PRAGELATO, Italy (Reuters) - With his black skin and long dreadlocks, Robel Teklemariam stands out from the other cross-country skiers at the Turin Olympics.

But next Friday, he will line up alongside them for the men's 15 km classical race to become the first Ethiopian to compete at the Winter Olympic Games.

"It's definitely historic for Ethiopia and it means a lot to me personally," Teklemariam said after training at Pragelato, venue for the cross-country events.

"It's an honour for me to race at this level in a sport that I love and for a country that I'm very proud to be from."

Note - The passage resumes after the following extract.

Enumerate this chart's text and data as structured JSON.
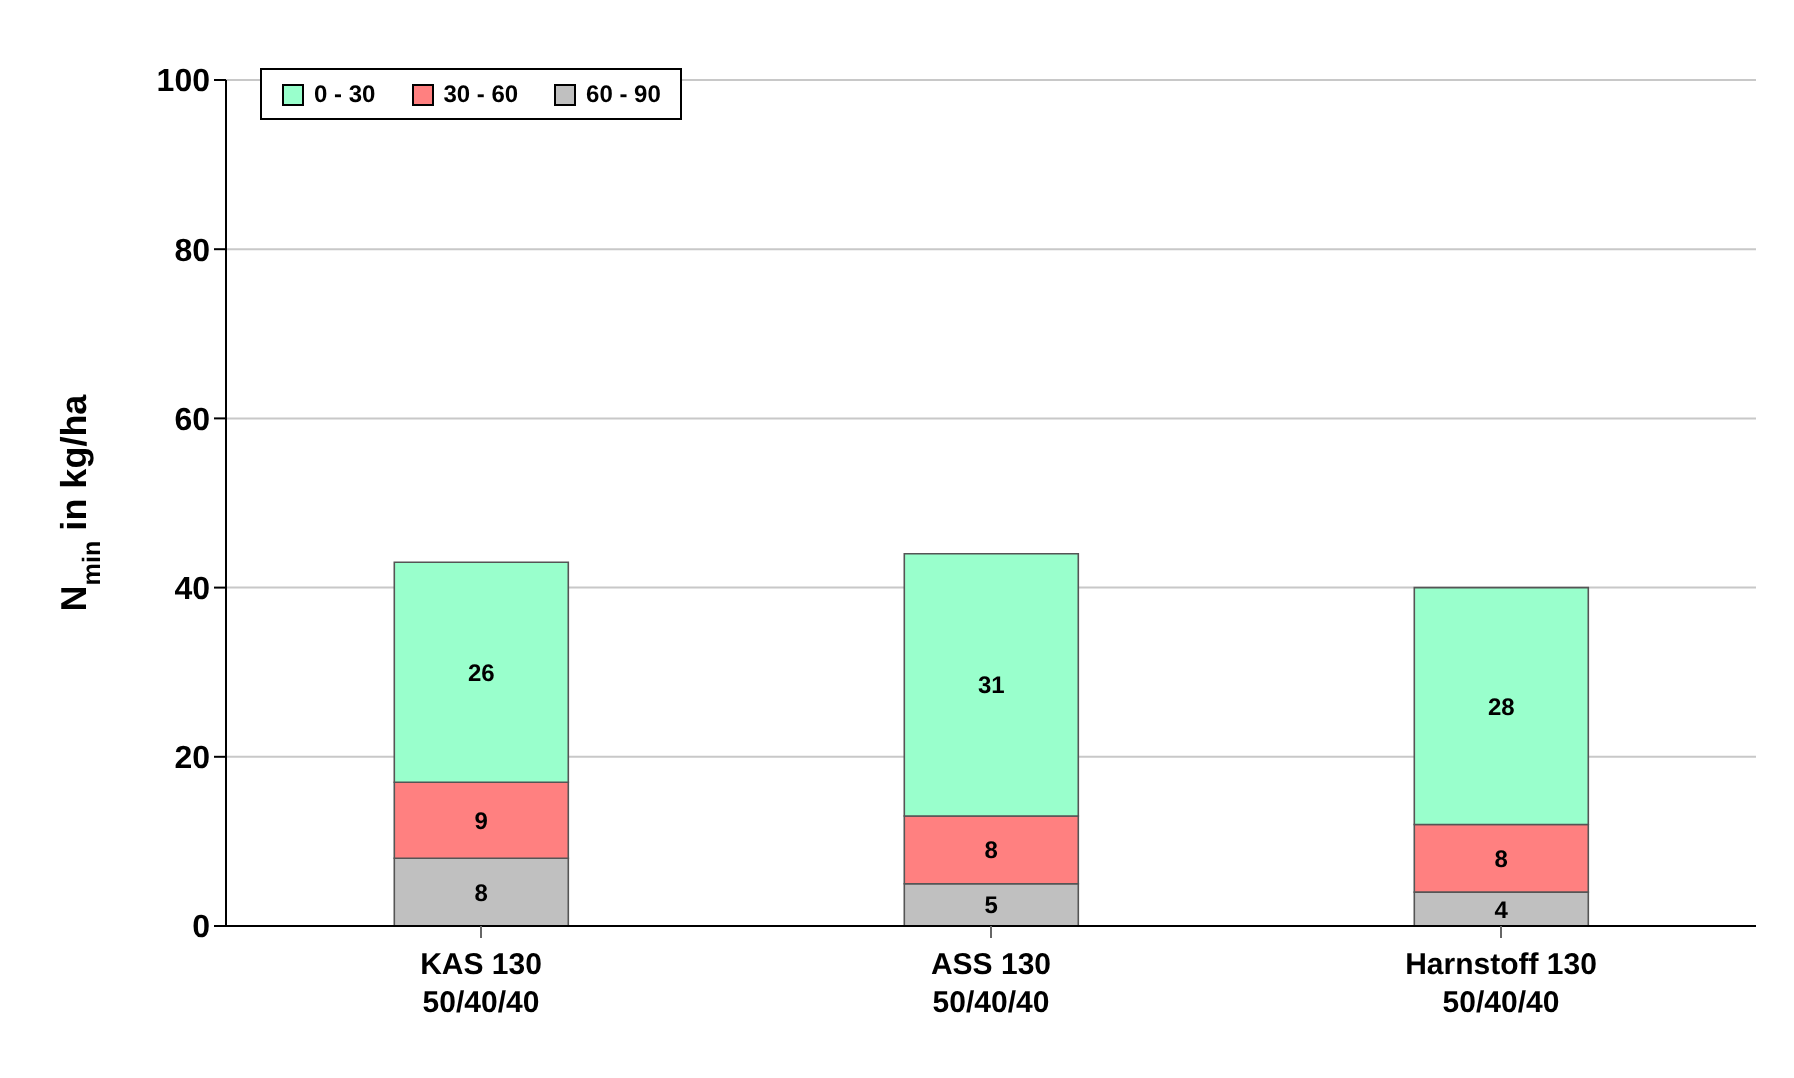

Ethiopia has produced many fine Olympians down the years but almost all of them have been long-distance runners.

TROUBLED HOMELAND

Teklemariam says that might change as many Ethiopians, having left their troubled homeland in recent decades, take up other sports in their new-found homes in Europe and America.

"I know Ethiopians that live in Sweden, Italy, Germany and the U.S. and they all ski," he told Reuters as he stood among the mountains in the bright Italian sunshine.

"The world is not the same as it was even 10 or 15 years ago. It's not out of the norm any more to have someone racing in an event that doesn't necessarily exist in their home country."

Teklemariam himself is part of the Ethiopian diaspora.

Born in the East African country in 1974, he left with his mother at the age of nine and was brought up in New York and then in nearby Lake Placid, which had staged the 1980 Winter Games six years earlier.

It was there he fell in love with skiing.

"Alpine skiing, cross-country, I got caught up in it all," he recalls. "For me, leaving New York City and going to Lake Placid was a blessing."

"I've always loved the mountains. My mum says I was intruiged by them in Ethiopia even at the age of two or three."

Since leaving university, Teklemariam has taught snowboarding and Alpine skiing in the United States, and considered trying to qualify for the Super-G at these Games.

But he opted to concentrate on cross-country skiing to avoid the risk of an injury which could have ended his Olympic dream.

As the only Ethiopian here, he practices alone, with only the snow, the forests, the mountains, an MP3 player and a set of silver headphones for company.

"Sometimes I'll listen to Ethiopian music, sometimes to reggae, hip-hop, classical or house music," he says. "It just depends on the mood I'm in."

The 31-year-old still has extended family in Ethiopia -- his father helped set up the national ski federation -- and he also has relatives in northern Italy who may come to see him race.

"I'm not necessarily expecting to win a medal. I'm a realist," he said. "My goals are for further down the road. I want this Olympics to open my eyes and hopefully the eyes of other Ethiopians.

"Ethiopia is my heritage, my country and it's who I am."